Objective: To explore the perceived impact of disease-related foot problems and foot care in juvenile idiopathic arthritis (JIA) from the perspectives of patients, parents, pediatric rheumatologists, and health professionals. Design: A qualitative study using an interpretative phenomenological approach. Setting: Outpatients department, public health service children's hospital. Participants: Patients (N=15; 4 adult patients, 2 parents of children with JIA, 3 pediatric rheumatologists, and 6 health professionals) from 2 National Health Service rheumatology centers (1 pediatric and 1 adult). Interventions: Not applicable. Main Outcome Measures: Qualitative outcomes were participants' perceptions elicited using semistructured interviews (telephone or face-to-face) and focus groups using an interpretative phenomenological approach.
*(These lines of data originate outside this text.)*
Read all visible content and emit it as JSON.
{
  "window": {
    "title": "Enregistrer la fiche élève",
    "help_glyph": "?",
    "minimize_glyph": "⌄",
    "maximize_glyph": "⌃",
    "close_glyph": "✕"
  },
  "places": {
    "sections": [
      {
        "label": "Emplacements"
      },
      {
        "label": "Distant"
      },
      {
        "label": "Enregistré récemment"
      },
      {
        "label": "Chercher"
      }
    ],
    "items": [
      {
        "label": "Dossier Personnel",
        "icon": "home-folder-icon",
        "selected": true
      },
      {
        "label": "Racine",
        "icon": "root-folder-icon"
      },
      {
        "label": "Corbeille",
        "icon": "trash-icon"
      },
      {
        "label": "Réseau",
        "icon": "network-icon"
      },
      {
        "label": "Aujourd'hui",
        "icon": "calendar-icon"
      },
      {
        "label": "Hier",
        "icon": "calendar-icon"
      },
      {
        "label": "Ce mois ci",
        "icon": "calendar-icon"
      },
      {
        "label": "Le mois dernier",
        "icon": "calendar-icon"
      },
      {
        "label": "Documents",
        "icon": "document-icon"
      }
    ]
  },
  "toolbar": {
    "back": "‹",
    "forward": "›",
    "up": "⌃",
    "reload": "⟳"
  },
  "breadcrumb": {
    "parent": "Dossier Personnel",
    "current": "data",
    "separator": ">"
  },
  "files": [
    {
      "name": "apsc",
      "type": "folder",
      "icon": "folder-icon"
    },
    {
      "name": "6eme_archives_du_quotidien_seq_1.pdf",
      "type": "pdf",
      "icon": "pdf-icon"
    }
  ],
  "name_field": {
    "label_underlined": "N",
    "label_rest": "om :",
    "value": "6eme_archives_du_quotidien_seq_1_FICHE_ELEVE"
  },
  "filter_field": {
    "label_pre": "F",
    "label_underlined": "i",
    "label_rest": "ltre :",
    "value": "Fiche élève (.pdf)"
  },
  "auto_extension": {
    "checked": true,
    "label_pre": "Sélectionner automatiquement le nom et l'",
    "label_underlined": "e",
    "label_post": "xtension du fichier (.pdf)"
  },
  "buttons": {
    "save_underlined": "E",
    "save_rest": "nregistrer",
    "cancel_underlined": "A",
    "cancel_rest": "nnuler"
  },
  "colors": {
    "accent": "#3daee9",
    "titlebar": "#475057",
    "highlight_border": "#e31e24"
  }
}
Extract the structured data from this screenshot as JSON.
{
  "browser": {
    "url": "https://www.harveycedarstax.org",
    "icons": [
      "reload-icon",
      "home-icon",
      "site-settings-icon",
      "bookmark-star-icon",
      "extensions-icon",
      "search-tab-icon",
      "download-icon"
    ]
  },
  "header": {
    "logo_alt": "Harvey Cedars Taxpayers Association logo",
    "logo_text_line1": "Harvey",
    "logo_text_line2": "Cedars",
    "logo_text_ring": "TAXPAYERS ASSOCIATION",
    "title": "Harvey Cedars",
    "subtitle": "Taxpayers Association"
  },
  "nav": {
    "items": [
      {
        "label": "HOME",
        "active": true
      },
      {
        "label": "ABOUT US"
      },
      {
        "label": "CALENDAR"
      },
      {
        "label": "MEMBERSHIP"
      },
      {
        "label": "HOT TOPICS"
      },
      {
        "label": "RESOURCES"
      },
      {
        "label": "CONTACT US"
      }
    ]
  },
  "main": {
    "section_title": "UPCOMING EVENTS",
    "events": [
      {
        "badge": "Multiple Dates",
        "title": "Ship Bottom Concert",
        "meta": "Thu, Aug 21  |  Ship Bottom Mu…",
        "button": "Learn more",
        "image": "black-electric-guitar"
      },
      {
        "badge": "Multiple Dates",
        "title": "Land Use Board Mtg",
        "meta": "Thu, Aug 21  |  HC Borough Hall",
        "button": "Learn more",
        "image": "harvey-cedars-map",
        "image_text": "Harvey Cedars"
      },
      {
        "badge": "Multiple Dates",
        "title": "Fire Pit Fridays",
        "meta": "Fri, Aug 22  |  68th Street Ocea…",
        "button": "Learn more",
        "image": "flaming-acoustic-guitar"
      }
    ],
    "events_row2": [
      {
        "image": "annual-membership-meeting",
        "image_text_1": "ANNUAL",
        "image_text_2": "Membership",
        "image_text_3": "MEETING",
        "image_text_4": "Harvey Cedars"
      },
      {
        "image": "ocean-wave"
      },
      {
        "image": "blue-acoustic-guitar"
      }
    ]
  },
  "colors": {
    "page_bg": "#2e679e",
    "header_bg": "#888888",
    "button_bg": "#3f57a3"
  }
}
A data-driven inductive approach to coding and theme development was adopted for transcript analysis. Results: Participants volunteered to take part in a total of 7 interviews and 2 focus groups. The analysis revealed 6 key themes related to the impact of foot problems and perceptions of foot care from respective groups. These were the following: (1) pain, (2) mobility impairment, (3) reduced ability to perform activities of daily living, (4) footwear difficulties, (5) poor referral pathways/delayed access to care, and (6) lack of evidence in support of conservative foot care. Conclusions: Several areas for development of foot care services were identified including a need for improved referral pathways, shorter waiting times for initial consultations, greater attention to patient compliance, and a need for better evidence in support of customized foot orthoses. Several key foot health-related outcomes were identified, which may be of importance for measuring therapeutic response to foot-related interventions.